Der mächtigste Mann in der FIDE der letzten Jahre sah seine Felle davonschwimmen | Foto: David Llada, Turnierseite

Es folgte die Rede von Georgios Makropoulos, und sie wurde stark kritisiert. Sie begann damit, dass er sich über Shorts Kommentare und den Einfluss Russlands sowie Bestechung seitens der russischen Regierung beschwerte, sprich, er wiederholte die Vorwürfe, die er und Kirsan Ilyumzhinov schon bei den letzten Wahlen ausgesprochen hatten. Den Betrachtern fiel es schwer, die Betonung von sauberen Wahlen und „Würde, die über Geld hinausgeht“ ernst zu nehmen.  

Der beste Satz der Rede war vermutlich:

Wir versprechen nicht, Dinge zu verändern, wir tun es bereits. Das ist der Unterschied! 

Wie die positiven Veränderungen, die das Schach insgesamt voranbringen und nicht nur die FIDE etwas effektiver machen, aussehen, blieb aber unklar.
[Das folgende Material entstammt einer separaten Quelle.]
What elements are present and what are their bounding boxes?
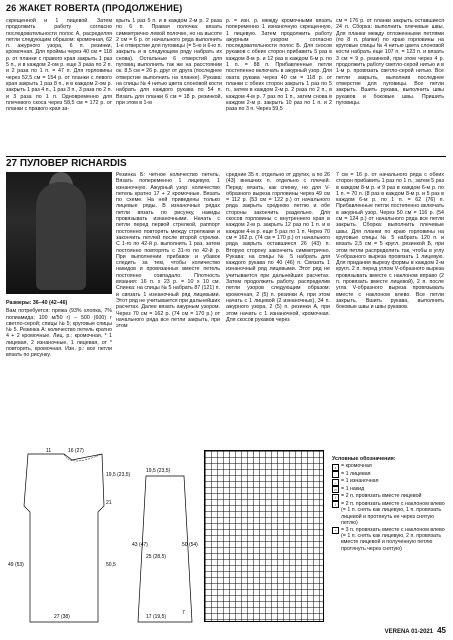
legend-text: = 3 п. провязать вместе с наклоном влево (= 1 п. снять как лицевую, 2 п. провязать вместе лицевой и полученную петлю протянуть через снятую) (341, 526, 445, 552)
back-label-5: 50,5 (106, 562, 116, 568)
legend-item (332, 493, 446, 501)
sleeve-label-2: 50 (54) (182, 542, 198, 548)
body-pattern-outline (24, 454, 104, 622)
legend-item (332, 471, 446, 479)
legend-symbol: – (332, 479, 339, 486)
legend-symbol: \ (332, 501, 339, 508)
sleeve-label-1: 43 (47) (132, 542, 148, 548)
back-label-1: 16 (27) (68, 448, 84, 454)
pullover-column-1: Резинка Б: четное количество петель. Вязать попеременно 1 лицевую, 1 изнаночную. Ажурный узор: количество петель кратно 17 + 2 кромочные. Вязать по схеме. На ней приведены только лицевые ряды. В изнаночных рядах петли вязать по рисунку, накиды провязывать изнаночными. Начать с петли перед первой стрелкой, раппорт постоянно повторять между стрелками и закончить петлей после второй стрелки. С 1-го по 42-й р. выполнить 1 раз, затем постоянно повторять с 31-го по 42-й р. При выполнении прибавок и убавок следить за тем, чтобы количество накидов и провязанных вместе петель постоянно совпадало. Плотность вязания: 16 п. x 23 р. = 10 x 10 см. Спинка: на спицы № 5 набрать 87 (121) п. и связать 1 изнаночный ряд лицевыми. Этот ряд не учитывается при дальнейших расчетах. Далее вязать ажурным узором. Через 70 см = 162 р. (74 см = 170 р.) от начального ряда все петли закрыть, при этом (116, 172, 220, 330)
legend-title: Условные обозначения: (332, 456, 396, 462)
legend-text: = 1 накид (341, 485, 365, 492)
back-label-6: 27 (38) (54, 614, 70, 620)
sizes-label: Размеры: 36–40 (42–46) (6, 300, 68, 306)
text-column-2: крыть 1 раз 5 п. и в каждом 2-м р. 2 раза по 6 п. Правая полочка: вязать симметрично левой полочке, но на высоте 2 см = 6 р. от начального ряда выполнить 1-е отверстие для пуговицы (= 5-ю и 6-ю п. закрыть и в следующем ряду набрать их снова). Остальные 6 отверстий для пуговиц выполнить так же на расстоянии ок. 8,5 см = 26 р. друг от друга (последнее отверстие выполнить на планке). Рукава: на спицы № 4 нитью цвета слоновой кости набрать для каждого рукава по 54 п. Вязать для планки 6 см = 18 р. резинкой, при этом в 1-м (116, 18, 222, 106)
legend-item (332, 478, 446, 486)
text-column-1: скрещенной и 1 лицевой. Затем продолжить работу согласно последовательности полос А, расределяя петли следующим образом: кромочная, 62 п. ажурного узора, 6 п. резинки, кромочная. Для проймы через 40 см = 118 р. от планки с правого края закрыть 1 раз 5 п., и в каждом 2-ом р. еще 3 раза по 2 п. и 2 раза по 1 п. = 47 п. Для горловины через 52,5 см = 154 р. от планки с левого края закрыть 1 раз 8 п., и в каждом 2-ом р. закрыть 1 раз 4 п., 1 раз 3 п., 3 раза по 2 п. и 3 раза по 1 п. Одновременно для плечевого скоса через 58,5 см = 172 р. от планки с правого края за- (6, 18, 112, 113)
legend-symbol: • (332, 464, 339, 471)
pullover-column-2: средние 35 п. отдельно от других, а по 26 (43) внешних п. отдельно с плечей. Перед: вязать, как спинку, но для V-образного выреза горловины через 49 см = 112 р. (53 см = 122 р.) от начального ряда закрыть среднюю петлю и обе стороны закончить раздельно. Для скосов горловины с внутреннего края в каждом 2-м р. закрыть 12 раз по 1 п. и в каждом 4-м р. еще 5 раз по 1 п. Через 70 см = 162 р. (74 см = 170 р.) от начального ряда закрыть оставшиеся 26 (43) п. Вторую сторону закончить симметрично. Рукава: на спицы № 5 набрать для каждого рукава по 40 (46) п. Связать 1 изнаночный ряд лицевыми. Этот ряд не учитывается при дальнейших расчетах. Затем продолжить работу, распределив петли узоров следующим образом: кромочная, 2 (5) п. резинки А, при этом начать с 1 лицевой (2 изнаночных), 34 п. ажурного узора, 2 (5) п. резинки А, при этом начать с 1 изнаночной, кромочная. Для скосов рукавов через (226, 172, 330, 323)
back-label-3: 21 (106, 500, 112, 506)
knitting-chart-grid (204, 450, 324, 622)
pullover-column-3: 7 см = 16 р. от начального ряда с обеих сторон прибавить 1 раз по 1 п., затем 5 раз в каждом 8-м р. и 9 раз в каждом 6-м р. по 1 п. = 70 п. (8 раз в каждом 8-м р. и 5 раз в каждом 6-м р. по 1 п. = 62 (76) п. Прибавленные петли постепенно включать в ажурный узор. Через 50 см = 116 р. (54 см = 124 р.) от начального ряда все петли закрыть. Сборка: выполнить плечевые швы. Для планки по краю горловины на круговые спицы № 5 набрать 120 п. и вязать 2,5 см = 5 кругл. резинкой Б, при этом петли распределить так, чтобы в углу V-образного выреза провязать 1 лицевую. Для придания вырезу формы в каждом 2-м кругл. 2 п. перед углом V-образного выреза провязывать вместе с наклоном вправо (2 п. провязать вместе лицевой), 2 п. после угла V-образного выреза провязывать вместе с наклоном влево. Все петли закрыть. Вшить рукава, выполнить боковые швы и швы рукавов. (336, 172, 444, 311)
sleeve-label-0: 19,5 (23,5) (146, 468, 171, 474)
back-label-2: 19,5 (23,5) (106, 472, 131, 478)
materials-text: Вам потребуется: пряжа (93% хлопка, 7% полиамида; 100 м/50 г) – 500 (600) г светло-серой; спицы № 5; круговые спицы № 5. Резинка А: количество петель кратно 4 + 2 кромочные. Лиц. р.: кромочная, * 1 лицевая, 2 изнаночные, 1 лицевая, от * повторять, кромочная. Изн. р.: все петли вязать по рисунку. (6, 308, 112, 359)
text-column-4: см = 176 р. от планки закрыть оставшиеся 24 п. Сборка: выполнить плечевые швы. Для планки между отложенными петлями (по 8 п. planки) по краю горловины на круговые спицы № 4 нитью цвета слоновой кости набрать еще 107 п. = 123 п. и вязать 3 см = 9 р. резинкой, при этом через 4 р. продолжить работу светло-серой нитью и в 1-м р. провязать светло-серой нитью. Все петли закрыть, выполнив последнее отверстие для пуговицы. Все петли закрыть. Вшить рукава, выполнить швы рукавов и боковые швы. Пришить пуговицы. (336, 18, 444, 106)
page-footer (370, 626, 446, 636)
model-photo (6, 172, 112, 294)
page-number: 45 (437, 626, 446, 635)
magazine-name: VERENA 01-2021 (384, 629, 434, 635)
sleeve-label-5: 25 (28,5) (146, 554, 167, 560)
legend-symbol: / (332, 494, 339, 501)
legend-item (332, 463, 446, 471)
sleeve-pattern-outline (138, 476, 192, 622)
legend-text: = 1 изнаночная (341, 478, 379, 485)
photo-figure-shape (36, 182, 86, 290)
legend-text: = 1 лицевая (341, 470, 371, 477)
sleeve-label-3: 7 (182, 610, 185, 616)
legend-text: = 2 п. провязать вместе с наклоном влево (= 1 п. снять как лицевую, 1 п. провязать лицевой и протянуть ее через снятую петлю) (341, 500, 445, 527)
sleeve-label-4: 17 (19,5) (146, 614, 167, 620)
legend-item (332, 501, 446, 527)
legend-item (332, 527, 446, 553)
back-label-0: 11 (46, 448, 52, 454)
legend-symbol (332, 471, 339, 478)
legend-items (332, 463, 446, 552)
section-header-roberta: 26 ЖАКЕТ ROBERTA (ПРОДОЛЖЕНИЕ) (6, 3, 183, 13)
sizes-and-materials (6, 300, 112, 440)
text-column-3: р. = изн. р. между кромочными вязать попеременно 1 изнаночную скрещенную, 1 лицевую. Затем продолжить работу ажурным узором согласно последовательности полос Б. Для скосов рукавов с обеих сторон прибавить 5 раз в каждом 8-м р. и 12 раз в каждом 6-м р. по 1 п. = 88 п. Прибавленные петли постепенно включать в ажурный узор. Для оката рукава через 40 см = 118 р. от планки с обеих сторон закрыть 1 раз по 5 п., затем в каждом 2-м р. 2 раза по 2 п., в каждом 4-м р. 7 раз по 1 п., затем снова в каждом 2-м р. закрыть 10 раз по 1 п. и 2 раза по 3 п. Через 59,5 (226, 18, 332, 113)
back-label-4: 49 (53) (8, 562, 24, 568)
legend (332, 456, 446, 616)
section-header-richardis: 27 ПУЛОВЕР RICHARDIS (6, 156, 446, 172)
legend-symbol: o (332, 486, 339, 493)
legend-text: = 2 п. провязать вместе лицевой (341, 493, 422, 500)
legend-symbol: ^ (332, 527, 339, 534)
legend-text: = кромочная (341, 463, 372, 470)
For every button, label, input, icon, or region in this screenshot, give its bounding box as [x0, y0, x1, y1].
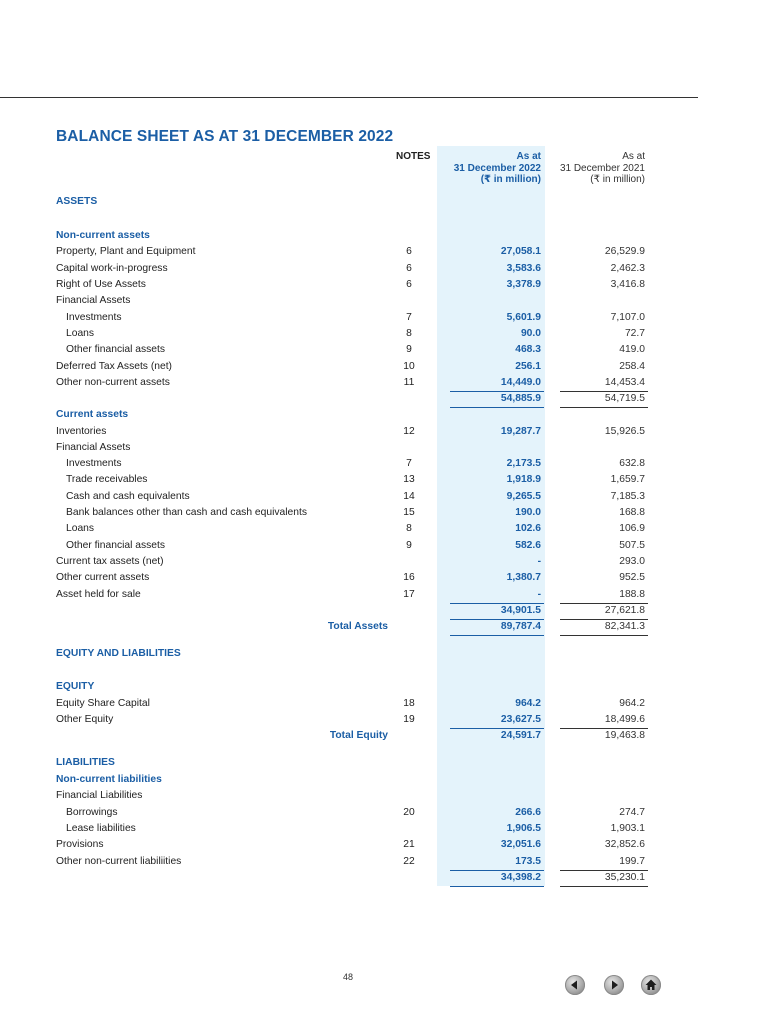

Für seine uninspirierte Rede gibt es zwei plausible Erklärungen – entweder wusste Makropoulos bereits, dass er verliert, oder er war sich sicher zu gewinnen, sodass es keine Rolle spielte, was er sagte. Die Spannung stieg, als alle 182 Delegierten zur Abstimmung gerufen wurden.

Das Ergebnis lautete: Dvorkovich gewinnt mit 103 Stimmen gegen 78 für Makropoulos, bei einer ungültigen Stimme (jemand stimmte für beide Kandidaten). Im Verhältnis zu den letzten Wahlen, bei denen der Unterschied immer mindestens 40 Stimmen betragen hatte, war das Ergebnis “knapp”, aber nicht so knapp, dass der Verlierer es anfechten könnte.

Dvorkovich dankte in einer kurzen Rede seinem Team und den Delegierten und fügte hinzu, “Ich möchte ihnen noch einmal versichern, dass ich rund um die Uhr für die FIDE arbeiten werde.“ Er versprach, “heute feiern wir, aber morgen fangen wir an zu arbeiten”.

Nino Maisuradze hat ein kurzes Video zu diesem historischen Wahltag publiziert:

Hoffen wir, dass dies der Auftakt einer positiven Entwicklung des Weltschachs ist, aber zunächst können wir uns freuen, dass die Zeit der Politik vorbei ist und wir uns wieder voll auf die Schacholympiade konzentrieren können!